His mother and brother sent him some cash to buy a stash of supplies such as all-purpose cement, a cutting block and assorted dyes. He also stocked up on stamping tools, leather lace, screwdrivers, magic markers, hole punches, edge cutters, a utility knife, rawhide mallets, a book on Indian lore, and patterns for moccasins, purses and wallets. He used these to make clutch purses, wallets and a tan holster, for which he had no gun. He poured his energy into his projects, creating a petit point picture of a fist on a motorcycle throttle, in which the knuckles were a skull, snake, witch and devil. That project took three and a half months, with him sometimes working six hours a day. He made an estimated 88,000 stitches with single strands of thread to complete the image. “Many a time I had to cut the thread,” he said. He also made a plaque with the Serenity Prayer adopted by Alcoholics Anonymous, a group he joined in prison to strengthen his resolve against drinking. The plaque read, “God, grant me the serenity to accept the things I cannot change, courage to change the things I can, and wisdom to know the difference.”
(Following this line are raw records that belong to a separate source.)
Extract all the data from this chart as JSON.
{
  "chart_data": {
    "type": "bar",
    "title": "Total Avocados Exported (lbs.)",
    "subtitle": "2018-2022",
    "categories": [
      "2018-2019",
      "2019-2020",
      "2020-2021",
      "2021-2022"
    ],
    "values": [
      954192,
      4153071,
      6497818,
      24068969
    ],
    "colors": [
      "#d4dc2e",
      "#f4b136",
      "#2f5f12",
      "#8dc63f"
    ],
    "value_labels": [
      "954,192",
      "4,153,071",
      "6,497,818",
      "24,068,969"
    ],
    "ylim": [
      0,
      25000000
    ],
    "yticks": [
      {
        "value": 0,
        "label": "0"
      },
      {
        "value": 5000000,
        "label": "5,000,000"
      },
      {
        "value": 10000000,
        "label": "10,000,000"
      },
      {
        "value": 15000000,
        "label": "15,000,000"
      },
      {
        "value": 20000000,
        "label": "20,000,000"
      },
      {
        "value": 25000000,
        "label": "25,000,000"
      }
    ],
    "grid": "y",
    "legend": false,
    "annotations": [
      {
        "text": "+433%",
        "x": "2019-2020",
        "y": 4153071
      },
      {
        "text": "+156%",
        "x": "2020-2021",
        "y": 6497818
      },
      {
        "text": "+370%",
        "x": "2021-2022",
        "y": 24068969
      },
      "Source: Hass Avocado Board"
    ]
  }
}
He specialized in leather and copper. He created a series of decorative wallets and plaques of boxers, birds and sad clowns, which had the face of his mother’s boyfriend. His mother liked the clowns, and she hung one on her wall.
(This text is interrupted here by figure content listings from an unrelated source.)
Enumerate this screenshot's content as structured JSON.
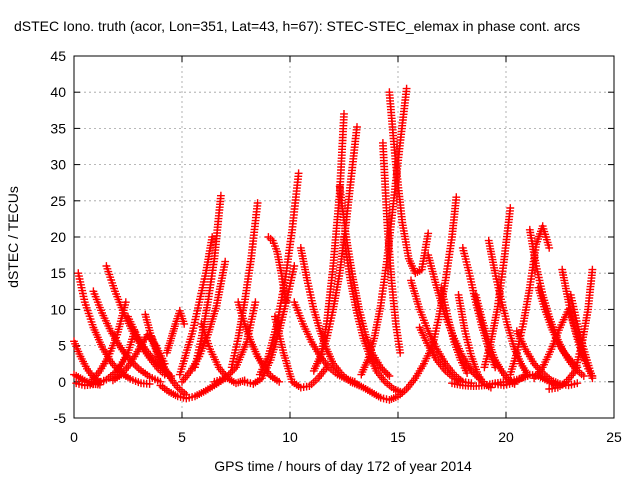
{
  "chart_data": {
    "type": "scatter",
    "title": "dSTEC Iono. truth (acor, Lon=351, Lat=43, h=67): STEC-STEC_elemax in phase cont. arcs",
    "xlabel": "GPS time / hours of day 172 of year 2014",
    "ylabel": "dSTEC  / TECUs",
    "xlim": [
      0,
      25
    ],
    "ylim": [
      -5,
      45
    ],
    "xticks": [
      0,
      5,
      10,
      15,
      20,
      25
    ],
    "yticks": [
      -5,
      0,
      5,
      10,
      15,
      20,
      25,
      30,
      35,
      40,
      45
    ],
    "grid": true,
    "marker": "+",
    "color": "#ff0000",
    "arcs": [
      {
        "x": [
          0.0,
          0.3,
          0.6,
          0.9,
          1.2
        ],
        "y": [
          5.6,
          3.5,
          1.8,
          0.6,
          0.0
        ]
      },
      {
        "x": [
          0.1,
          0.5,
          1.0,
          1.5,
          2.0,
          2.5,
          2.8
        ],
        "y": [
          -0.2,
          -0.5,
          -0.3,
          0.3,
          1.5,
          4.0,
          7.0
        ]
      },
      {
        "x": [
          0.0,
          0.3,
          0.6,
          0.9,
          1.2
        ],
        "y": [
          1.0,
          0.5,
          0.0,
          -0.3,
          -0.4
        ]
      },
      {
        "x": [
          0.2,
          0.5,
          0.9,
          1.3,
          1.7,
          2.1,
          2.6,
          3.1,
          3.5
        ],
        "y": [
          15.0,
          11.0,
          7.5,
          4.8,
          2.8,
          1.4,
          0.4,
          -0.2,
          -0.3
        ]
      },
      {
        "x": [
          0.9,
          1.3,
          1.7,
          2.1,
          2.5,
          3.0,
          3.5,
          4.0
        ],
        "y": [
          12.5,
          9.5,
          7.0,
          5.0,
          3.3,
          1.8,
          0.7,
          0.0
        ]
      },
      {
        "x": [
          1.5,
          1.9,
          2.3,
          2.7,
          3.1,
          3.5,
          3.9,
          4.2
        ],
        "y": [
          16.0,
          12.5,
          9.5,
          7.0,
          5.0,
          3.3,
          1.8,
          1.0
        ]
      },
      {
        "x": [
          0.8,
          1.2,
          1.6,
          2.0,
          2.4
        ],
        "y": [
          0.0,
          1.5,
          3.5,
          6.5,
          11.0
        ]
      },
      {
        "x": [
          1.8,
          2.2,
          2.6,
          3.0,
          3.4,
          3.8,
          4.2
        ],
        "y": [
          0.2,
          1.0,
          2.5,
          4.5,
          6.5,
          5.0,
          2.5
        ]
      },
      {
        "x": [
          2.5,
          2.9,
          3.3,
          3.7,
          4.1,
          4.5
        ],
        "y": [
          9.0,
          6.5,
          4.5,
          3.0,
          1.8,
          0.8
        ]
      },
      {
        "x": [
          3.3,
          3.6,
          3.9,
          4.2,
          4.5
        ],
        "y": [
          9.3,
          6.0,
          3.5,
          1.5,
          0.5
        ]
      },
      {
        "x": [
          3.6,
          4.0,
          4.4,
          4.8,
          5.2
        ],
        "y": [
          6.2,
          3.0,
          0.8,
          -0.8,
          -1.8
        ]
      },
      {
        "x": [
          4.0,
          4.4,
          4.8,
          5.2,
          5.6,
          6.0,
          6.5,
          7.0
        ],
        "y": [
          -0.5,
          -1.4,
          -2.0,
          -2.3,
          -2.0,
          -1.4,
          -0.5,
          0.5
        ]
      },
      {
        "x": [
          4.3,
          4.5,
          4.7,
          4.9,
          5.1
        ],
        "y": [
          4.0,
          6.0,
          8.0,
          9.8,
          8.0
        ]
      },
      {
        "x": [
          4.9,
          5.2,
          5.5,
          5.8,
          6.1,
          6.4
        ],
        "y": [
          1.0,
          4.0,
          7.0,
          11.0,
          15.0,
          20.0
        ]
      },
      {
        "x": [
          5.6,
          5.9,
          6.2,
          6.5,
          6.8
        ],
        "y": [
          2.0,
          6.0,
          11.0,
          17.0,
          25.7
        ]
      },
      {
        "x": [
          5.0,
          5.4,
          5.8,
          6.2,
          6.6,
          7.0
        ],
        "y": [
          0.0,
          1.5,
          3.5,
          6.5,
          10.5,
          16.6
        ]
      },
      {
        "x": [
          5.9,
          6.3,
          6.7,
          7.1,
          7.5,
          7.9
        ],
        "y": [
          8.0,
          4.5,
          2.0,
          0.5,
          -0.2,
          0.2
        ]
      },
      {
        "x": [
          6.5,
          7.0,
          7.5,
          8.0,
          8.4
        ],
        "y": [
          0.0,
          0.5,
          2.0,
          5.5,
          11.0
        ]
      },
      {
        "x": [
          7.3,
          7.6,
          7.9,
          8.2,
          8.5
        ],
        "y": [
          2.0,
          6.0,
          11.0,
          17.0,
          24.7
        ]
      },
      {
        "x": [
          7.6,
          7.9,
          8.2,
          8.5,
          8.8,
          9.1,
          9.5
        ],
        "y": [
          11.0,
          8.0,
          5.5,
          3.5,
          2.0,
          0.8,
          0.0
        ]
      },
      {
        "x": [
          7.9,
          8.3,
          8.7,
          9.1,
          9.5,
          9.9,
          10.2
        ],
        "y": [
          0.0,
          -0.3,
          0.5,
          3.0,
          7.0,
          12.0,
          16.0
        ]
      },
      {
        "x": [
          8.6,
          9.0,
          9.4,
          9.8,
          10.1,
          10.4
        ],
        "y": [
          1.0,
          3.5,
          8.0,
          14.5,
          21.0,
          28.8
        ]
      },
      {
        "x": [
          9.0,
          9.2,
          9.4,
          9.6,
          9.8
        ],
        "y": [
          20.0,
          19.5,
          18.0,
          15.0,
          11.0
        ]
      },
      {
        "x": [
          9.3,
          9.7,
          10.1,
          10.5,
          10.9,
          11.3,
          11.7
        ],
        "y": [
          9.0,
          4.0,
          0.0,
          -0.8,
          -0.6,
          0.5,
          2.0
        ]
      },
      {
        "x": [
          10.5,
          10.8,
          11.1,
          11.4,
          11.7,
          12.0,
          12.4,
          12.8,
          13.2
        ],
        "y": [
          18.5,
          14.0,
          10.0,
          7.0,
          4.5,
          2.5,
          1.0,
          0.0,
          -0.5
        ]
      },
      {
        "x": [
          10.2,
          10.6,
          11.0,
          11.4,
          11.8,
          12.2,
          12.6,
          13.0
        ],
        "y": [
          11.0,
          8.0,
          5.5,
          3.5,
          2.0,
          1.0,
          0.4,
          0.0
        ]
      },
      {
        "x": [
          11.1,
          11.4,
          11.7,
          12.0,
          12.3,
          12.6,
          12.9,
          13.1
        ],
        "y": [
          1.5,
          3.5,
          6.0,
          10.0,
          15.0,
          22.0,
          30.0,
          35.2
        ]
      },
      {
        "x": [
          11.4,
          11.7,
          12.0,
          12.3,
          12.5
        ],
        "y": [
          3.0,
          8.0,
          16.0,
          26.0,
          37.0
        ]
      },
      {
        "x": [
          12.3,
          12.6,
          12.9,
          13.2,
          13.5,
          13.8,
          14.2,
          14.6
        ],
        "y": [
          27.0,
          20.0,
          14.5,
          10.0,
          6.5,
          4.0,
          2.0,
          0.8
        ]
      },
      {
        "x": [
          12.5,
          12.8,
          13.1,
          13.4,
          13.7,
          14.0,
          14.4,
          14.8,
          15.2
        ],
        "y": [
          20.0,
          14.0,
          9.5,
          6.0,
          3.5,
          1.5,
          0.0,
          -1.0,
          -1.5
        ]
      },
      {
        "x": [
          13.3,
          13.6,
          13.9,
          14.2,
          14.5,
          14.8,
          15.1,
          15.4
        ],
        "y": [
          1.0,
          3.0,
          6.0,
          10.5,
          17.0,
          25.0,
          33.0,
          40.5
        ]
      },
      {
        "x": [
          13.0,
          13.4,
          13.8,
          14.2,
          14.6,
          15.0,
          15.4,
          15.8,
          16.2,
          16.6
        ],
        "y": [
          -0.2,
          -0.8,
          -1.5,
          -2.2,
          -2.5,
          -2.0,
          -1.0,
          0.5,
          2.5,
          5.0
        ]
      },
      {
        "x": [
          14.3,
          14.5,
          14.7,
          14.9,
          15.1
        ],
        "y": [
          33.0,
          22.0,
          14.0,
          8.0,
          4.0
        ]
      },
      {
        "x": [
          14.6,
          14.9,
          15.2,
          15.5,
          15.8,
          16.1,
          16.4
        ],
        "y": [
          40.0,
          30.0,
          22.0,
          17.0,
          15.0,
          15.5,
          20.5
        ]
      },
      {
        "x": [
          15.6,
          16.0,
          16.4,
          16.8,
          17.2,
          17.6,
          18.0
        ],
        "y": [
          14.0,
          10.0,
          7.0,
          4.5,
          2.5,
          1.0,
          0.0
        ]
      },
      {
        "x": [
          16.0,
          16.4,
          16.8,
          17.2,
          17.6,
          18.0,
          18.4
        ],
        "y": [
          7.5,
          5.0,
          3.0,
          1.5,
          0.5,
          0.0,
          -0.2
        ]
      },
      {
        "x": [
          16.4,
          16.8,
          17.2,
          17.6,
          18.0,
          18.4,
          18.8
        ],
        "y": [
          17.5,
          13.0,
          9.0,
          6.0,
          3.5,
          1.5,
          0.3
        ]
      },
      {
        "x": [
          16.6,
          16.9,
          17.2,
          17.5,
          17.7
        ],
        "y": [
          5.0,
          9.0,
          14.0,
          20.0,
          25.5
        ]
      },
      {
        "x": [
          17.0,
          17.3,
          17.6,
          17.9,
          18.2
        ],
        "y": [
          13.0,
          9.0,
          5.5,
          3.0,
          1.2
        ]
      },
      {
        "x": [
          17.8,
          18.1,
          18.4,
          18.7,
          19.0,
          19.3
        ],
        "y": [
          12.0,
          7.0,
          3.5,
          1.0,
          -0.3,
          -0.8
        ]
      },
      {
        "x": [
          18.0,
          18.3,
          18.6,
          18.9,
          19.2,
          19.5
        ],
        "y": [
          18.5,
          15.0,
          11.0,
          7.5,
          4.5,
          2.0
        ]
      },
      {
        "x": [
          18.6,
          18.9,
          19.2,
          19.5,
          19.8,
          20.1,
          20.4
        ],
        "y": [
          12.0,
          8.5,
          5.5,
          3.0,
          1.5,
          0.3,
          -0.3
        ]
      },
      {
        "x": [
          17.5,
          18.0,
          18.5,
          19.0,
          19.5,
          20.0,
          20.5,
          21.0
        ],
        "y": [
          -0.2,
          -0.5,
          -0.6,
          -0.5,
          -0.2,
          0.0,
          0.3,
          0.8
        ]
      },
      {
        "x": [
          19.0,
          19.3,
          19.6,
          19.9,
          20.2
        ],
        "y": [
          2.0,
          5.5,
          10.0,
          16.5,
          24.0
        ]
      },
      {
        "x": [
          19.2,
          19.5,
          19.8,
          20.1,
          20.4,
          20.7,
          21.0
        ],
        "y": [
          19.5,
          15.0,
          11.0,
          7.5,
          4.5,
          2.5,
          1.0
        ]
      },
      {
        "x": [
          19.5,
          19.9,
          20.3,
          20.7,
          21.1,
          21.5,
          21.9,
          22.3
        ],
        "y": [
          -0.3,
          -0.5,
          -0.2,
          0.5,
          1.0,
          0.8,
          0.2,
          -0.5
        ]
      },
      {
        "x": [
          20.5,
          20.9,
          21.3,
          21.7,
          22.1,
          22.5,
          22.9,
          23.3
        ],
        "y": [
          7.0,
          4.5,
          2.5,
          1.2,
          0.2,
          -0.3,
          -0.5,
          -0.2
        ]
      },
      {
        "x": [
          20.2,
          20.5,
          20.8,
          21.1,
          21.4,
          21.7,
          22.0
        ],
        "y": [
          1.0,
          4.0,
          8.0,
          13.0,
          19.0,
          21.5,
          18.5
        ]
      },
      {
        "x": [
          21.1,
          21.4,
          21.7,
          22.0,
          22.3,
          22.6,
          22.9,
          23.2,
          23.6
        ],
        "y": [
          21.0,
          16.0,
          12.0,
          9.0,
          6.5,
          4.5,
          3.0,
          1.8,
          0.8
        ]
      },
      {
        "x": [
          21.3,
          21.7,
          22.1,
          22.5,
          22.9,
          23.3,
          23.7
        ],
        "y": [
          0.5,
          2.0,
          4.5,
          7.5,
          10.0,
          6.5,
          3.0
        ]
      },
      {
        "x": [
          21.5,
          21.8,
          22.1,
          22.4,
          22.7,
          23.0,
          23.3
        ],
        "y": [
          13.0,
          10.0,
          7.5,
          5.5,
          4.0,
          3.0,
          2.0
        ]
      },
      {
        "x": [
          22.0,
          22.4,
          22.8,
          23.2,
          23.5,
          23.8,
          24.0
        ],
        "y": [
          -1.0,
          -0.8,
          0.0,
          1.5,
          5.0,
          10.0,
          15.5
        ]
      },
      {
        "x": [
          22.6,
          22.9,
          23.2,
          23.5,
          23.8,
          24.0
        ],
        "y": [
          15.5,
          11.0,
          7.0,
          4.0,
          1.8,
          0.8
        ]
      },
      {
        "x": [
          23.0,
          23.3,
          23.6,
          23.9,
          24.0
        ],
        "y": [
          12.0,
          8.0,
          4.5,
          1.5,
          0.5
        ]
      }
    ]
  }
}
Guindon hadn’t done any artwork before he went to prison, and neither of his parents was particularly artistic. So he was surprised at how the work consumed him, how much pride he felt in his creations, and how closely he guarded his freedom to continue making them. As a serious hobbyist, he was allowed to use glue that was coveted by addicts, and X-Acto knives, which were valued by almost everyone. Guindon guarded his glue and his knives, not wanting to lose his crafting privileges. “That’s what gets you in shit. Guys sell their glue to glue sniffers. I would never loan my knives to anybody. My razors. I had little X-Acto knives. They can do a lot of damage.”
He made a leather picture of a cougar in a tree for Suzanne Blais. She was still married, but her feelings for him hadn’t died. When she received his gift, she cried.